Humans, computers and the quest for Sensing as a Service
At the GEOINT symposium, AFRL’s Steve Rogers talks about the gap between automated systems and true autonomy.
The Air Force Research Laboratory is working to break the “linear relationship” that makes analyzing ISR data so time-consuming and manpower-intensive, though it’s going to require a significant leap in computing technology.
That was part of the message Monday from Dr. Steve “Cap” Rogers, a senior scientist at AFRL and the Air Force’s principle scientific authority for automatic target recognition and sensor fusion. Rogers spoke during the opening day of the GEOINT 2015 Symposium in Washington, discussing the lab’s efforts toward what’s called Sensors as a Service, or SaaS.
The Air Force, like all of the military services, collects mountains of ISR—intelligence, surveillance and reconnaissance—data from radars, cameras and other sensors aboard unmanned vehicles and other platforms. But when it comes to most of the analysis of that data, “the state of the art is people—throwing people at the problem,” he said during a keynote.
AFRL is working toward sensor fusion, integrated ISR and SaaS through programs such as Qualia Exploitation of Sensor Technology, or QuEST, which is researching the possibilities of an artificially conscious computer, Rogers said. As new technologies come along, AFRL will test them with its development and demonstration program called Planning & Direction, Collection, Processing & Exploitation, Analysis & Production, and Dissemination Experimentation, or PCPADx.
“And we’re assuming major technology breakthroughs by you guys,” he said the roomful of attendees.
One key to an integrated ISR system will be matching what computers are capable of doing with what humans can do better and coming up with the right processes for working together, he said. For example, after IBM’s Deep Blue beat world chess champion Garry Kasparov in chess in 1997, many people assumed that a milestone had been passed and that question of whether computers were now officially “smarter” than humans was settled. Then the website Playchess.com held a tournament, inviting people to play against computers and, surprisingly, several mid-level players, rather than grand masters, emerged victorious. It’s not always a matter of the best technology or the best person, but whether the right process is in place, Rogers said. “If you don’t have the right process, you lose.”
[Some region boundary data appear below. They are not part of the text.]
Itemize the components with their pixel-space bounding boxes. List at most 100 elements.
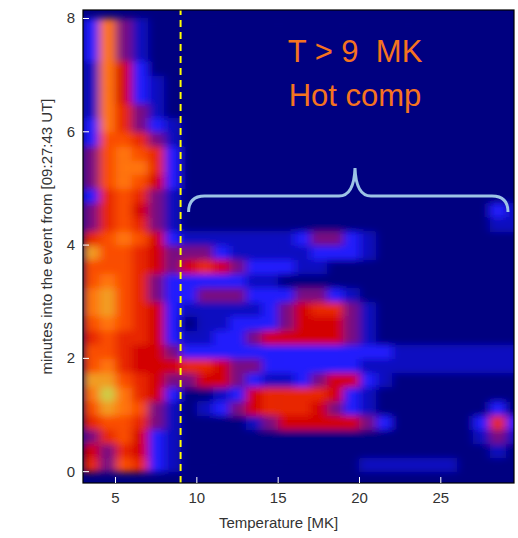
heat-cell <box>213 146 230 161</box>
heat-cell <box>246 288 263 303</box>
heat-cell <box>359 302 376 317</box>
heat-cell <box>441 217 458 232</box>
heat-cell <box>213 415 230 430</box>
x-axis-title: Temperature [MK] <box>219 514 338 531</box>
heat-cell <box>229 344 246 359</box>
heat-cell <box>376 316 393 331</box>
heat-cell <box>116 146 133 161</box>
heat-cell <box>83 33 100 48</box>
heat-cell <box>392 146 409 161</box>
heat-cell <box>408 358 425 373</box>
heat-cell <box>132 415 149 430</box>
heat-cell <box>376 458 393 473</box>
heat-cell <box>473 146 490 161</box>
heat-cell <box>262 458 279 473</box>
heat-cell <box>408 344 425 359</box>
heat-cell <box>262 203 279 218</box>
heat-cell <box>441 415 458 430</box>
heat-cell <box>376 302 393 317</box>
heat-cell <box>294 288 311 303</box>
heat-cell <box>441 132 458 147</box>
heat-cell <box>343 231 360 246</box>
heat-cell <box>327 160 344 175</box>
heat-cell <box>181 146 198 161</box>
heat-cell <box>376 118 393 133</box>
heat-cell <box>425 33 442 48</box>
heat-cell <box>229 75 246 90</box>
heat-cell <box>148 103 165 118</box>
heat-cell <box>359 203 376 218</box>
heat-cell <box>473 18 490 33</box>
heat-cell <box>197 203 214 218</box>
heat-cell <box>327 458 344 473</box>
heat-cell <box>278 203 295 218</box>
heat-cell <box>83 443 100 458</box>
heat-cell <box>327 174 344 189</box>
heat-cell <box>359 415 376 430</box>
heat-cell <box>262 146 279 161</box>
heat-cell <box>99 273 116 288</box>
heat-cell <box>425 273 442 288</box>
heat-cell <box>490 18 507 33</box>
heat-cell <box>197 75 214 90</box>
y-tick <box>83 471 89 472</box>
heat-cell <box>148 344 165 359</box>
heat-cell <box>425 316 442 331</box>
heat-cell <box>213 61 230 76</box>
heat-cell <box>132 330 149 345</box>
heat-cell <box>262 89 279 104</box>
heat-cell <box>181 18 198 33</box>
heat-cell <box>392 217 409 232</box>
heat-cell <box>262 358 279 373</box>
heat-cell <box>246 387 263 402</box>
heat-cell <box>311 288 328 303</box>
heat-cell <box>506 443 514 458</box>
heat-cell <box>408 273 425 288</box>
heat-cell <box>506 415 514 430</box>
heat-cell <box>99 118 116 133</box>
heat-cell <box>213 75 230 90</box>
heat-cell <box>164 61 181 76</box>
heat-cell <box>473 443 490 458</box>
heat-cell <box>311 146 328 161</box>
heat-cell <box>376 174 393 189</box>
heat-cell <box>132 18 149 33</box>
heat-cell <box>408 146 425 161</box>
heat-cell <box>99 387 116 402</box>
heat-cell <box>359 373 376 388</box>
heat-cell <box>278 429 295 444</box>
heat-cell <box>376 387 393 402</box>
heat-cell <box>213 47 230 62</box>
heat-cell <box>197 160 214 175</box>
heat-cell <box>457 344 474 359</box>
heat-cell <box>392 401 409 416</box>
heat-cell <box>197 358 214 373</box>
heat-cell <box>262 103 279 118</box>
heat-cell <box>164 118 181 133</box>
heat-cell <box>99 415 116 430</box>
heat-cell <box>506 344 514 359</box>
heat-cell <box>262 160 279 175</box>
heat-cell <box>392 18 409 33</box>
heat-cell <box>311 245 328 260</box>
heat-cell <box>213 316 230 331</box>
heat-cell <box>83 61 100 76</box>
heat-cell <box>229 18 246 33</box>
heat-cell <box>164 160 181 175</box>
heat-cell <box>359 259 376 274</box>
heat-cell <box>343 273 360 288</box>
heat-cell <box>392 245 409 260</box>
heat-cell <box>408 458 425 473</box>
heat-cell <box>116 75 133 90</box>
heat-cell <box>392 288 409 303</box>
heat-cell <box>246 146 263 161</box>
heat-cell <box>213 18 230 33</box>
heat-cell <box>99 89 116 104</box>
heat-cell <box>473 387 490 402</box>
heat-cell <box>132 316 149 331</box>
heat-cell <box>311 217 328 232</box>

Rogers applied that principle when the company he started after he retired from the Air Force took on a problem with breast cancer screenings—specifically, that many of the signs of breast cancer were easy to miss when examining readouts with the naked eye. His company developed and patented what’s now considered the most accurate detection systems by focusing that, while humans are better at recognizing some indicators, computers are much better at detecting others.
Automation is one thing—just about any repeatable process can be automated. But autonomy is something else, and the gap between the two is still large. Rogers said that right now researchers are good at automating products and are gradually getting there on tracking. Target recognition, however—in which a program could take sensor data and reliably identify potential targets—is still a long way off, said Rogers, who described that kind of research as “job security.”